Friday, September 3, 2010

What you write (or have written) remains forever

Arrested for possessing cocaine in Las Vegas on Aug 27, celebrity Paris Hilton initially claimed that the purse in which cocaine was found belongs to someone else, reports TMZ.com. Two days later, she changed her story and confirmed that the purse was indeed hers. Someone else must have borrowed it and deposited the cocaine, she says, either inadvertently or deliberately.

Perhaps Hilton changed her story because she remembered – or someone pointed out to her – that in July she had posted a photograph of the purse in question on Twitter with the caption “Love My New Chanel Purse I got Today”.

Life on the Internet is largely indelible. Although Facebook, for example, provides a way to delete one’s account in a draconian fashion, tidbits in Facebook (and perhaps your entire record) may remain in various search engines or archive sites. One must assume that whatever one posts to the Internet will be accessible throughout eternity. I’m certainly aware of that when I write these blog entries.

Several times a year since the 1980s, newpapers and magazines have printed my letters to the editor. Although in theory they are searchable in paper or microfilm archives, in practice the likelihood that anyone interested in my history – that’s difficult to imagine -- could find them has been quite low. Even if you can find them, retrieving them is expensive. The Raleigh News & Observer has my letters they’ve published since 1990 in their online archives, but it costs $2.95 each to read them.

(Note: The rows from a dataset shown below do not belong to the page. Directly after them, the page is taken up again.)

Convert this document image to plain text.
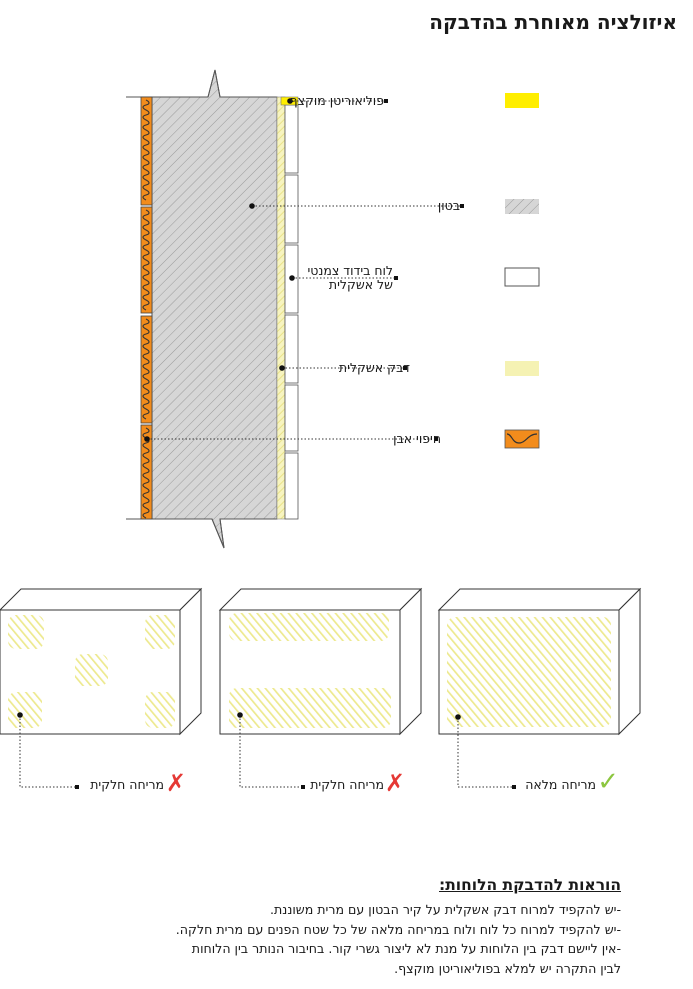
איזולציה מאוחרת בהדבקה
פוליאוריטן מוקצף
בטון
לוח בידוד צמנטי
של אשקלית
דבק אשקלית
חיפוי אבן
מריחה מלאה ✓
מריחה חלקית ✗
מריחה חלקית ✗
הוראות להדבקת הלוחות:
-יש להקפיד למרוח דבק אשקלית על קיר הבטון עם מרית משוננת.
-יש להקפיד למרוח כל לוח ולוח במריחה מלאה של כל שטח הפנים עם מרית חלקה.
-אין ליישם דבק בין הלוחות על מנת לא ליצור גשרי קור. בחיבור הנותר בין הלוחות
לבין התקרה יש למלא בפוליאוריטן מוקצף.
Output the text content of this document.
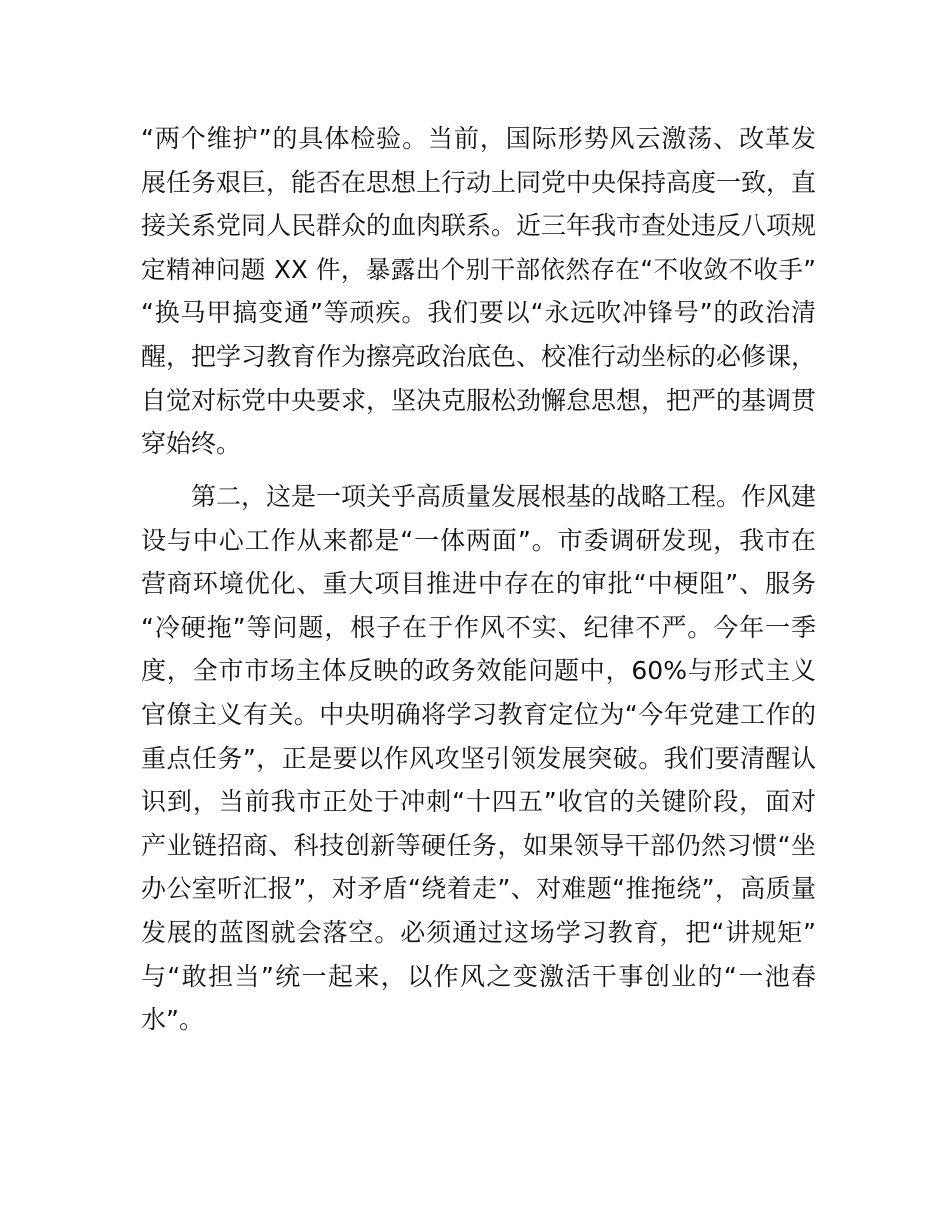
“两个维护”的具体检验。当前，国际形势风云激荡、改革发
展任务艰巨，能否在思想上行动上同党中央保持高度一致，直
接关系党同人民群众的血肉联系。近三年我市查处违反八项规
定精神问题 XX 件，暴露出个别干部依然存在“不收敛不收手”
“换马甲搞变通”等顽疾。我们要以“永远吹冲锋号”的政治清
醒，把学习教育作为擦亮政治底色、校准行动坐标的必修课，
自觉对标党中央要求，坚决克服松劲懈怠思想，把严的基调贯
穿始终。
第二，这是一项关乎高质量发展根基的战略工程。作风建
设与中心工作从来都是“一体两面”。市委调研发现，我市在
营商环境优化、重大项目推进中存在的审批“中梗阻”、服务
“冷硬拖”等问题，根子在于作风不实、纪律不严。今年一季
度，全市市场主体反映的政务效能问题中，60%与形式主义
官僚主义有关。中央明确将学习教育定位为“今年党建工作的
重点任务”，正是要以作风攻坚引领发展突破。我们要清醒认
识到，当前我市正处于冲刺“十四五”收官的关键阶段，面对
产业链招商、科技创新等硬任务，如果领导干部仍然习惯“坐
办公室听汇报”，对矛盾“绕着走”、对难题“推拖绕”，高质量
发展的蓝图就会落空。必须通过这场学习教育，把“讲规矩”
与“敢担当”统一起来，以作风之变激活干事创业的“一池春
水”。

However, Google Books has begun digitizing books and placing them online in searchable form. Recently I researched a question of history in the Episcopal Diocese of North Carolina, and I was surprised to find annual records of the Diocese from the 1890s freely available online. Google is digitizing recent books, too -- to such an extent that there is ongoing controversy about copyrights. It's only a matter of time until Google targets magazines and newspapers. Anything that’s extant in print or microfilm can and eventually will appear on the Internet.

Indelibility – a rather uncommon word, until now – has its pluses and minuses. I suspect it will shape society in unpredictable ways.